I love this article! I feel like a better mom today after reading this for not pushing my kids so hard to be ahead of the pack. I know people who push there kids to the point where childhood escapes them. I want my kids to be kids as long as possible
Amy@Let's Explore says
Right on target, Amanda – love this! Kids don’t need to be getting ready for the next thing – they need to be fully engaged in the “right now.” Thank you for articulating it so well, and I love the driving example. 🙂
I LOVE this post!
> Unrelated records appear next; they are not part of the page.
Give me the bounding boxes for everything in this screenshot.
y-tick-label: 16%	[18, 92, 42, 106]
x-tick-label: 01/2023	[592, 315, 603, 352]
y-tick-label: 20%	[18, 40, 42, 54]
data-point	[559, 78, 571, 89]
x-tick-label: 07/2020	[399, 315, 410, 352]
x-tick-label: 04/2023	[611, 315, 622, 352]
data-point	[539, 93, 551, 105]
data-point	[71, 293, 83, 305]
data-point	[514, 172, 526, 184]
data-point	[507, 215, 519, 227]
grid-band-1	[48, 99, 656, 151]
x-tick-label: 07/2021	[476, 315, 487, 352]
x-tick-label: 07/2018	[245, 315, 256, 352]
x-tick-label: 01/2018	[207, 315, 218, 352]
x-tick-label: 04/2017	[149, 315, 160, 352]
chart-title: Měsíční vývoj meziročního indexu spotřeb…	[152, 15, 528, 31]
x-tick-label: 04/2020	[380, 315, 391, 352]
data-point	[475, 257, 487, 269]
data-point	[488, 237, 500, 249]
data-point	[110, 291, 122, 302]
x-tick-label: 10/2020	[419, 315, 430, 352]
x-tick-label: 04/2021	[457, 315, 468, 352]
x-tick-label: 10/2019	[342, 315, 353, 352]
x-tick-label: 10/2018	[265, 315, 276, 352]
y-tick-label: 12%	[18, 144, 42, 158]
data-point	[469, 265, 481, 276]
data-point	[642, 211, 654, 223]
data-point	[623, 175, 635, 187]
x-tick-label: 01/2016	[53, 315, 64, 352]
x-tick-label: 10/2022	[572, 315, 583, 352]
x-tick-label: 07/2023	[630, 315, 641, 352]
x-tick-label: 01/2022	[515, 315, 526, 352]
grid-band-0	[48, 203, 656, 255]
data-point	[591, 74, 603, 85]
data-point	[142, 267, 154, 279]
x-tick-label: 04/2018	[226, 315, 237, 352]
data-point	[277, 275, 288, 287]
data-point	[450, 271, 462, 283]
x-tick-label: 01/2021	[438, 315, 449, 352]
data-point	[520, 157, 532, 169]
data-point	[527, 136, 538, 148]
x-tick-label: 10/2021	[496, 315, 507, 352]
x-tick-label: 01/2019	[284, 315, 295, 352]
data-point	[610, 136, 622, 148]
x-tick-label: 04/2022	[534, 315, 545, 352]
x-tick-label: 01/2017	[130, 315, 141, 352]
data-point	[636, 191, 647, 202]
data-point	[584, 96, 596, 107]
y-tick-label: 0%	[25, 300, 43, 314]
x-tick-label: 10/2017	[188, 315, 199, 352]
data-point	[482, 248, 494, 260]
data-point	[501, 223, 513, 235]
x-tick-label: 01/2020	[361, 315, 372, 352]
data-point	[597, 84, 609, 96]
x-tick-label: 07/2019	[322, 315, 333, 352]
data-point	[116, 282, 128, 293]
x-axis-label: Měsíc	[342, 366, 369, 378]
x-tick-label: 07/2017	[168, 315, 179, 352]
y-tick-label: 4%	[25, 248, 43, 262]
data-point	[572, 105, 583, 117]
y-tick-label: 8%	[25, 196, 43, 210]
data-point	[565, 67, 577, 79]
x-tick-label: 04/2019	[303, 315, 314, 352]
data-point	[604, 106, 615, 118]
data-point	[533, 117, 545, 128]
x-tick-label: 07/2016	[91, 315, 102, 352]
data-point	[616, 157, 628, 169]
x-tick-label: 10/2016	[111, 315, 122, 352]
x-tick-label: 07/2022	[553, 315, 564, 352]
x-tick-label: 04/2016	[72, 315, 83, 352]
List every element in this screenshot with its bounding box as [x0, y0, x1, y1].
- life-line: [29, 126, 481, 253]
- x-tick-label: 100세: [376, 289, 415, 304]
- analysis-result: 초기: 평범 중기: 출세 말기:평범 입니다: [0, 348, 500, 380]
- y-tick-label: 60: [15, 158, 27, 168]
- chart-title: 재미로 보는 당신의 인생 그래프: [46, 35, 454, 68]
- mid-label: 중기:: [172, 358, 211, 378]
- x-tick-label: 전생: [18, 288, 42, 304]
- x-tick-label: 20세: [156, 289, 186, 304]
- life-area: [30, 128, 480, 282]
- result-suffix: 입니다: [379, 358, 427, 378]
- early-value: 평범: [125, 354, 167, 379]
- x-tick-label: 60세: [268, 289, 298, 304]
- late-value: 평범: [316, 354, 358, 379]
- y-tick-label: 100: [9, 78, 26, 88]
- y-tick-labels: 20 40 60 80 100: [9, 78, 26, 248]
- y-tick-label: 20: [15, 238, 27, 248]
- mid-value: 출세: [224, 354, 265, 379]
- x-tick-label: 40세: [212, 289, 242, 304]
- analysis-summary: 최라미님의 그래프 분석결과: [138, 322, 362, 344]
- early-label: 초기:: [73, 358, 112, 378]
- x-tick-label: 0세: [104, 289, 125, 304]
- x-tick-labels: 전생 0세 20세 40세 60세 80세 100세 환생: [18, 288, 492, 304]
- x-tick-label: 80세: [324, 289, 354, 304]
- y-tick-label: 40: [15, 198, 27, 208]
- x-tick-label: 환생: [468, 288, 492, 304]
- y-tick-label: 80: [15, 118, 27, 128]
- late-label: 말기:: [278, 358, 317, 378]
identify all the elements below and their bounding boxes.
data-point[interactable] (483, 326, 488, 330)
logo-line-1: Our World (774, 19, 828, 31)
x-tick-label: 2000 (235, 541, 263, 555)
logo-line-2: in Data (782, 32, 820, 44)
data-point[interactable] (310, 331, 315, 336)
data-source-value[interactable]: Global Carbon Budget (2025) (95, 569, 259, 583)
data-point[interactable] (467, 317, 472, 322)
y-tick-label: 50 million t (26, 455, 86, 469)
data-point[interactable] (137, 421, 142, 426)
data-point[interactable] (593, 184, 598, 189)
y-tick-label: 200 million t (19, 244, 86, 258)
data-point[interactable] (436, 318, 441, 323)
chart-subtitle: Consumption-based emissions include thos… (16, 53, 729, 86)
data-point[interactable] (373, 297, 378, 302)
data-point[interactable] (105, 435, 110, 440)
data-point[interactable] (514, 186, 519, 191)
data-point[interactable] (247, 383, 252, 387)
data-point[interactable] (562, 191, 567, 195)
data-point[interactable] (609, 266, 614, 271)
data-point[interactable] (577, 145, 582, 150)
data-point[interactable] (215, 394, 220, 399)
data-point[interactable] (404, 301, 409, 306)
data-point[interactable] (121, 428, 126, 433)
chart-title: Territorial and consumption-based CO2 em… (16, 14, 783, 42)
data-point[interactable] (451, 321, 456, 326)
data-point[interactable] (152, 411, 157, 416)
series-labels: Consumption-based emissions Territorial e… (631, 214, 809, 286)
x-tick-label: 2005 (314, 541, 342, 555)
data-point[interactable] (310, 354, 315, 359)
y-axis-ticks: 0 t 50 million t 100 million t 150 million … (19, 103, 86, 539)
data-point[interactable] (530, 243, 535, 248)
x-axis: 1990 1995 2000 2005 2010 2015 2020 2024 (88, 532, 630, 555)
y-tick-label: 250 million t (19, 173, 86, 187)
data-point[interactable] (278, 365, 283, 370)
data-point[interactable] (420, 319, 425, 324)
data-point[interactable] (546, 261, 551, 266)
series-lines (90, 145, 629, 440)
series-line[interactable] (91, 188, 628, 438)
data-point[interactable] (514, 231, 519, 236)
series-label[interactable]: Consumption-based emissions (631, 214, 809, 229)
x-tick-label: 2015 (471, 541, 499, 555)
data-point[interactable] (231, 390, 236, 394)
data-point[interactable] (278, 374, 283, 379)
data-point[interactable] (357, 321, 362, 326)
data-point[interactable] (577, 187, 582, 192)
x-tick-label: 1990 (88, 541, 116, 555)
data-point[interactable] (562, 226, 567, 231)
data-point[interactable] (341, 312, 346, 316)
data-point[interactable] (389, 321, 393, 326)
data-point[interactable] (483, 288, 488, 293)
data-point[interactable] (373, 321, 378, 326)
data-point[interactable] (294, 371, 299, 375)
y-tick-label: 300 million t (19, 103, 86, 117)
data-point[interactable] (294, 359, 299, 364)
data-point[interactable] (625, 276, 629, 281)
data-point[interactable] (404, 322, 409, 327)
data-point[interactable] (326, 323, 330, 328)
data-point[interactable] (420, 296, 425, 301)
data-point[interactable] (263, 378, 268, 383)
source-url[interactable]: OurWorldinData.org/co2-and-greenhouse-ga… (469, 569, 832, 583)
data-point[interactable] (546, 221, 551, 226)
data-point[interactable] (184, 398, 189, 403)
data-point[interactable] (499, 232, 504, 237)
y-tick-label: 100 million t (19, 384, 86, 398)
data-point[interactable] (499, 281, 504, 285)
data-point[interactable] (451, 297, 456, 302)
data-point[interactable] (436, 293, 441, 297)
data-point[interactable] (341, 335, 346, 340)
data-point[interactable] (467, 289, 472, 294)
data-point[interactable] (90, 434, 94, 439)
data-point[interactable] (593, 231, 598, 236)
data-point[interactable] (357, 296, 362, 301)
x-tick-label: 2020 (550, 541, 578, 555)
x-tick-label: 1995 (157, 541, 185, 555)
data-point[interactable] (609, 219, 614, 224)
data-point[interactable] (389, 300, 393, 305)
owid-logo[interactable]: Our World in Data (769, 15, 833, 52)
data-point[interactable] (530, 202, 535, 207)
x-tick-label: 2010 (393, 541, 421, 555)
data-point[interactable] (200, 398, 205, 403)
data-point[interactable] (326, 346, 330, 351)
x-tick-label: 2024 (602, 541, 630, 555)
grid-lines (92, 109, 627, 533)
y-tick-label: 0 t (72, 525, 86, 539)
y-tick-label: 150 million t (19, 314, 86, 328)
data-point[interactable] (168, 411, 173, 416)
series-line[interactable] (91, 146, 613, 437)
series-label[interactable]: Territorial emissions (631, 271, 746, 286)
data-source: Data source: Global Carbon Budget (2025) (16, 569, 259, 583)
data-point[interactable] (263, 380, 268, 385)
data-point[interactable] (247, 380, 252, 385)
As usual, you articulated my thoughts perfectly!
This is one of my biggest pet peaves with preschool teachers. I actually heard a pre-K teacher say recently (in the first week of school) “Remember boys and girls, we’re practicing to be Kindergartners. We must walk in a straight line.” Why can’t we just let 4 year olds be 4 year olds?! Teachers of each age group are always trying to prepare children for the next age group. When will they ever get to act their age?
I love the example about driving a car – it’s perfect! Right now I’m more concerned with fostering my kids’ creativity and imaginations than teaching my 4-yr-old to read (even though she has told me she is interested in learning). They need a chance to be children!
(And I will confess that nothing bothers me more than the way schools seem to be training our kids to be cubicle dwellers. There’s nothing wrong with that… but there’s nothing wrong with carpentry either!)
Candace @NaturallyEducational says
I was just thinking about this yesterday and thinking that I want to write a post about it but it just doesn’t fit on any of my blogs!
This line of thinking drives me insane…you don’t have to go to far down the reductio ad absurdum line to show how silly it is.
There are so many things I want my children to be able to do *eventually*. That does not mean I have to throw them in the deep end before they are developmentally ready for it! Sure, lay the groundwork. But don’t keep pushing everything downward!
Amanda, this is brilliant! So true. “Why not get them started now?” is definitely one of my pet peeves. I hear this most often regarding technology, which is one of the most “brain-simple” things to learn and a big distraction for toddlers and preschoolers who need to spend their time on far more important things…like experiential *real life* learning. We make a big mistake teaching symbols (like letters and numbers) before our children have enough opportunity to touch, feel, see, experiment with and understand the real stuff. So, thank you for this wonderful reminder!!! (And the link is much appreciated, too!)